If you were there, you might have thought there weren’t as many boys as you’d expect to see. That’s because we have lost two players who have accepted offers to go on trial to Football League teams, and another League club has notified us that they wish to take two other boys on trial.
The situation really is scandalous. Premier League and Football League teams are protected from this sort of poaching of their young players, but non-League teams have no protection. When League clubs want to sign a youth player from another League club they have to recompense the club for the cost of training the player while he was with them. In a similar situation, we are entitled to nothing.
But it’s worse than that. There are “scouts” who approach team managers directly to offer trials, on behalf of a League club (or so they say). They are supposed to have identification to show that they represent a club. But when challenged they often simply get hold of the parents’ phone number and call them directly. One of our players and his parents have been inundated by a Premier League club who won’t take no for an answer.

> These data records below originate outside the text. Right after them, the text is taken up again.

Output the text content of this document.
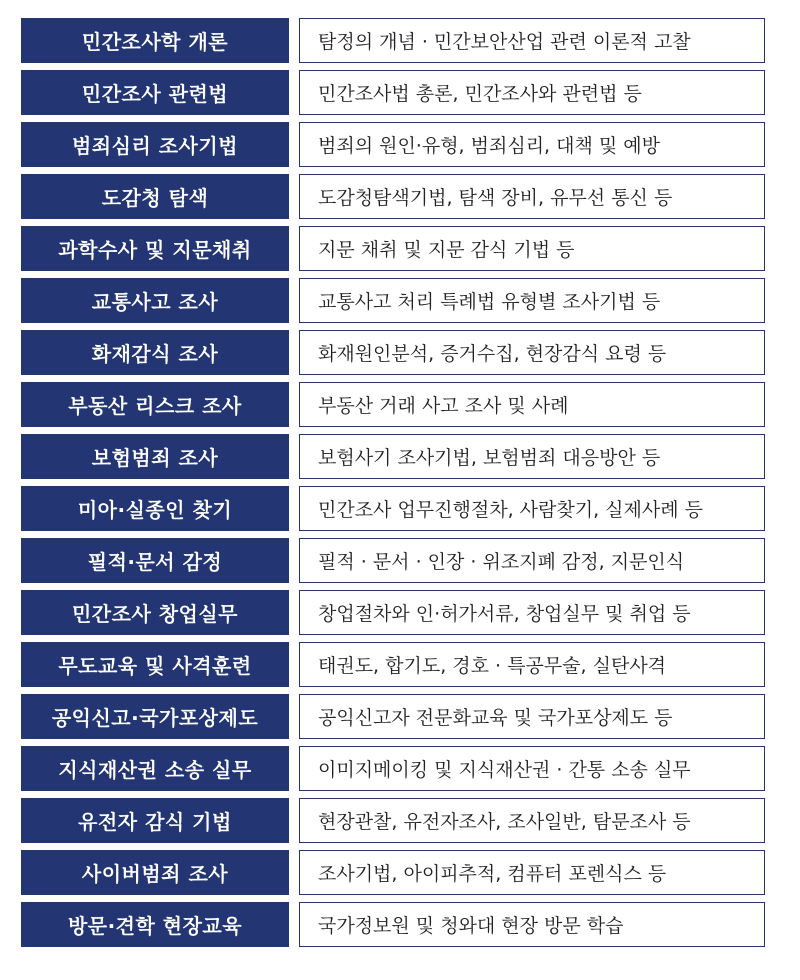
민간조사학 개론	탐정의 개념 · 민간보안산업 관련 이론적 고찰
민간조사 관련법	민간조사법 총론, 민간조사와 관련법 등
범죄심리 조사기법	범죄의 원인·유형, 범죄심리, 대책 및 예방
도감청 탐색	도감청탐색기법, 탐색 장비, 유무선 통신 등
과학수사 및 지문채취	지문 채취 및 지문 감식 기법 등
교통사고 조사	교통사고 처리 특례법 유형별 조사기법 등
화재감식 조사	화재원인분석, 증거수집, 현장감식 요령 등
부동산 리스크 조사	부동산 거래 사고 조사 및 사례
보험범죄 조사	보험사기 조사기법, 보험범죄 대응방안 등
미아·실종인 찾기	민간조사 업무진행절차, 사람찾기, 실제사례 등
필적·문서 감정	필적 · 문서 · 인장 · 위조지폐 감정, 지문인식
민간조사 창업실무	창업절차와 인·허가서류, 창업실무 및 취업 등
무도교육 및 사격훈련	태권도, 합기도, 경호 · 특공무술, 실탄사격
공익신고·국가포상제도	공익신고자 전문화교육 및 국가포상제도 등
지식재산권 소송 실무	이미지메이킹 및 지식재산권 · 간통 소송 실무
유전자 감식 기법	현장관찰, 유전자조사, 조사일반, 탐문조사 등
사이버범죄 조사	조사기법, 아이피추적, 컴퓨터 포렌식스 등
방문·견학 현장교육	국가정보원 및 청와대 현장 방문 학습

It is widely believed that such scouts are paid for each boy they bring to a League club, and get a bonus if the boy goes on to earn a contract. We may have spent years developing the boy -- but we get nothing. Anyhow, it costs a League club nothing to take a boy on trial from a non-League club, so you can understand them feeling that they might as well “have a look”, as the scouts love to put it.
It is easy to understand the attraction for some young players. While everyone knows that most won’t make it, I’m sure each one thinks that he will be the exception. Our direct experience is that when a boy is released after a trial, as usually happens, it takes him a long time to recover from the setback. He then needs a disproportionate amount of attention from our coaches, and that’s at the expense of boys who have refused trials, and that just isn’t right. So we’ve now made it clear that if an AFC Wimbledon youth team player accepts a trial at a League club we will regard them as having left us and will not take them back in the same season. Some of our boys don’t need that kind of incentive and are already turning down approaches because they love being with us.
Some might say we are cutting off our noses to spite our faces, but we want to concentrate on boys who want to be with AFC Wimbledon, to develop and become better footballers. We can’t promise them that they will make our first team, but we can promise them that we’ll do everything we can to bring out their skills.
The Football Conference is on the case, trying to get protection for clubs which, like ours, invest in young players, so long as we meet certain standards. This may take some time to achieve, but for me the case for providing such protection is undeniable. In the meantime, we will continue to provide the best training we can to our young players, and I look forward to seeing more Jack Turners and Ryan Jacksons on contracts and in our first-team squad as a result.